董雪 王曉靜
(鄭州大學第二附屬醫院婦科 河南鄭州450014)
不孕癥是女性常見的生殖系統疾病,也是困擾家庭及社會的實際問題。我國不孕癥發生率為7%~10%,其中輸卵管因素造成的占30%~40%[1]。宮腹腔鏡輸卵管造口術是當前治療不孕癥的主要方式之一,隨著內鏡技術及現代醫學的發展,宮腹腔鏡手術成為不孕癥治療的首選。但不孕癥患者術后存在輸卵管功能恢復不佳、盆腔再度粘連等情況,影響術后功能恢復效果[2]。中醫學治療不孕癥的歷史悠久,內外療法治療有著明顯優勢。本研究探討經宮腹腔鏡輸卵管造口術后熱敏灸聯合穴位注射治療不孕癥患者的療效。現報道如下:
1.1 一般資料 選取我院2017 年1 月~2018 年6月收治的輸卵管性疾病不孕癥患者120 例為研究對象,按隨機對照原則分為對照組和觀察組,各60 例。對照組年齡20~36 歲,平均(27.39±2.47)歲;原發性不孕39 例,繼發性不孕21 例;不孕病程1~11年,平均(6.89±1.29)年;輸卵管間質部病變39 例,輸卵管峽部病變21 例。觀察組年齡20~35 歲,平均(28.16±2.51)歲;原發性不孕42 例,繼發性不孕18例;不孕病程1~12 年,平均(7.01±1.25)年;輸卵管間質部病變40 例,輸卵管峽部病變20 例。兩組基線資料比較無顯著性差異(P>0.05),具有可比性。本研究經醫院醫學倫理委員會批準。

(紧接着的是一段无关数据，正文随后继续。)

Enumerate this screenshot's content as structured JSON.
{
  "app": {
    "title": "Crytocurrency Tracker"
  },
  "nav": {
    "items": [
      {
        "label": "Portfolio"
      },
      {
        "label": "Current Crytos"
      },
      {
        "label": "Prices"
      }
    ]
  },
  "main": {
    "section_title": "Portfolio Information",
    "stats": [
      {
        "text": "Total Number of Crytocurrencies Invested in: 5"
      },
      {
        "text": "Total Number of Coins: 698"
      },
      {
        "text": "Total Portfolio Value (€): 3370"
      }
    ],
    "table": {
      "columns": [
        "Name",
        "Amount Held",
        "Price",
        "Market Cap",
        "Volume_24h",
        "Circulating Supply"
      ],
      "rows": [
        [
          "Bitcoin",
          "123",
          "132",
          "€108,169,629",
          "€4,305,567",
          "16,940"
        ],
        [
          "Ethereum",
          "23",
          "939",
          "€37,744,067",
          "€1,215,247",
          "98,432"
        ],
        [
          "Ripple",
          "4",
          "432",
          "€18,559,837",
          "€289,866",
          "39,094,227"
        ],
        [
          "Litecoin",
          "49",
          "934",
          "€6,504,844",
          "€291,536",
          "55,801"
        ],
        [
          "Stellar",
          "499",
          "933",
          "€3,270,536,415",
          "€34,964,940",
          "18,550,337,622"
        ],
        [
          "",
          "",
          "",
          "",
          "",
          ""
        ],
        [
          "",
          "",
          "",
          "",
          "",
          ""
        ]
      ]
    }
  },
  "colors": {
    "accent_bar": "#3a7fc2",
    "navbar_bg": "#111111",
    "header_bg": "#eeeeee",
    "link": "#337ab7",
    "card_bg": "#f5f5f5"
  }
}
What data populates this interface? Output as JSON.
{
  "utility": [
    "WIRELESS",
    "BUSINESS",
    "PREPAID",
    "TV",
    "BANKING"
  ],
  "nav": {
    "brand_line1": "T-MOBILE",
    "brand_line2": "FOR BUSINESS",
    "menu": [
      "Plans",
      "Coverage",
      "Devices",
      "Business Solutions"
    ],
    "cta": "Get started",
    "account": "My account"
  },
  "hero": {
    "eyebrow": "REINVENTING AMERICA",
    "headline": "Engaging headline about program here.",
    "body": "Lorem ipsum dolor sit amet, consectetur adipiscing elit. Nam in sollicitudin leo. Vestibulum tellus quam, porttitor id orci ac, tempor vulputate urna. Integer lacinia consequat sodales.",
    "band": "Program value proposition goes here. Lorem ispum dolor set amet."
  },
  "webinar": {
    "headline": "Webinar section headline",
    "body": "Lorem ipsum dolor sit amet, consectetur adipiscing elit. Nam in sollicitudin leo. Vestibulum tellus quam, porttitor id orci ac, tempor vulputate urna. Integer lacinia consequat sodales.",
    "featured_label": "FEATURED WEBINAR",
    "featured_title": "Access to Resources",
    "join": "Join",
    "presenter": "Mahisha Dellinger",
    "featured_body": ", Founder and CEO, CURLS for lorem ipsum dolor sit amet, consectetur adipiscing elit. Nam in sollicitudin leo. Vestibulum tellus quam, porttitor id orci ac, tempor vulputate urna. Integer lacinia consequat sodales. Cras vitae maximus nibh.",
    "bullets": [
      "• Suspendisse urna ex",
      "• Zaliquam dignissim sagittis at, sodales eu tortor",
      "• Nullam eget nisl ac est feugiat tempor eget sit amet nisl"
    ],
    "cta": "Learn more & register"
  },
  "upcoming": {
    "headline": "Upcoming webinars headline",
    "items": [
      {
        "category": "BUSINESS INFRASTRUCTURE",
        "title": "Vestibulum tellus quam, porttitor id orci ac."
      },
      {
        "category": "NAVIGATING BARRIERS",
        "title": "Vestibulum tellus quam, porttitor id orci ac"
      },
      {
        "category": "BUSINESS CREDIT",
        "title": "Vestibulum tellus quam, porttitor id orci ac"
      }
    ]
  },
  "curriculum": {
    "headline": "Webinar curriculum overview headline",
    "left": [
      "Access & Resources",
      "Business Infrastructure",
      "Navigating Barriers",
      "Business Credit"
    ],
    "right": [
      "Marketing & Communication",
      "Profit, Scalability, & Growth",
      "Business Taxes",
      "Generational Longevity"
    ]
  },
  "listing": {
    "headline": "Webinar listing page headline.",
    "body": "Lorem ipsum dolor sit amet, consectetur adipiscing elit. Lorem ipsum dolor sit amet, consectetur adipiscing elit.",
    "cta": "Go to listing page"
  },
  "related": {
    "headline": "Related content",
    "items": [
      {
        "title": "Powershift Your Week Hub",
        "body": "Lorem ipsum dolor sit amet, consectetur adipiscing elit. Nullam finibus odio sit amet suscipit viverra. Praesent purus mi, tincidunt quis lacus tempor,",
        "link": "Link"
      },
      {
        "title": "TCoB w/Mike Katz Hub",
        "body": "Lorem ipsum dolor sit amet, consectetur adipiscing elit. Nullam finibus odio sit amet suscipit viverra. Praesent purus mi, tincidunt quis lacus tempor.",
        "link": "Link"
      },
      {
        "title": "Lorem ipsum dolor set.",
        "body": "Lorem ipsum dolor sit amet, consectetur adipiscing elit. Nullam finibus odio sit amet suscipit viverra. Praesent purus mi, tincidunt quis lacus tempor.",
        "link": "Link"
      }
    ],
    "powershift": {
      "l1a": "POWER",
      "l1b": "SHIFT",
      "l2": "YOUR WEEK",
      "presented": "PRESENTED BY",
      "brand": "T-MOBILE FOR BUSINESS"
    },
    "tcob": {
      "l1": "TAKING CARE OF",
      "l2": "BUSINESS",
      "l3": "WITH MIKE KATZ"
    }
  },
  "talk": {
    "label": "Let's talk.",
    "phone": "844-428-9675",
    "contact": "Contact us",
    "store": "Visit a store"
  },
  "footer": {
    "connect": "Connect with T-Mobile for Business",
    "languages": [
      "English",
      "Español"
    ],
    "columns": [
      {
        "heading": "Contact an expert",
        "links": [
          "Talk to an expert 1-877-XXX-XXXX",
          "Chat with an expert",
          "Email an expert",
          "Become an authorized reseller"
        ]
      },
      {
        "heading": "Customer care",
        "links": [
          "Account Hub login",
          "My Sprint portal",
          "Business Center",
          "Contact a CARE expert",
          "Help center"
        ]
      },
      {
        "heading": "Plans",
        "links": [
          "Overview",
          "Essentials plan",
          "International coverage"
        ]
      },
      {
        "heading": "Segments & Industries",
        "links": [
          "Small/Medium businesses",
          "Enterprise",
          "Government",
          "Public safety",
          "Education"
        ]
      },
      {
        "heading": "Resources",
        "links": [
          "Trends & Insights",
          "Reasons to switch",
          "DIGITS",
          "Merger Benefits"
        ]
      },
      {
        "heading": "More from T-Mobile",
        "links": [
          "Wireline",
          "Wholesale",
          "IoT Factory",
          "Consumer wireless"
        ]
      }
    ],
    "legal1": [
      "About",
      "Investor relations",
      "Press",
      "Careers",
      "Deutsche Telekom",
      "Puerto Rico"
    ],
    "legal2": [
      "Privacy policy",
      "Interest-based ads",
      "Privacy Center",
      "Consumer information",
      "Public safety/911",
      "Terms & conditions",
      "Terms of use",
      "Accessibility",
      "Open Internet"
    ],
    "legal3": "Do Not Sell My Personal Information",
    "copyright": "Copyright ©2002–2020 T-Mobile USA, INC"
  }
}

1.2 納入與排除標準 納入標準:(1)經實驗室指標及影像學技術綜合檢查,結合臨床表現診斷為輸卵管性不孕;符合《婦產科學》第8 版[3]中輸卵管性不孕診斷標準;(2)無避孕性生活超過12 個月;(3)宮腔鏡術后一側輸卵管通暢;(4)患者及家屬自愿參與研究并簽署知情同意書。排除標準:(1)配偶精液檢查異常;(2)因其他原因導致的不孕;(3)合并心、肝、腎等器質性疾病;(4)造血系統障礙;(5)存在艾灸或穴位注射禁忌證;(6)中途退出研究。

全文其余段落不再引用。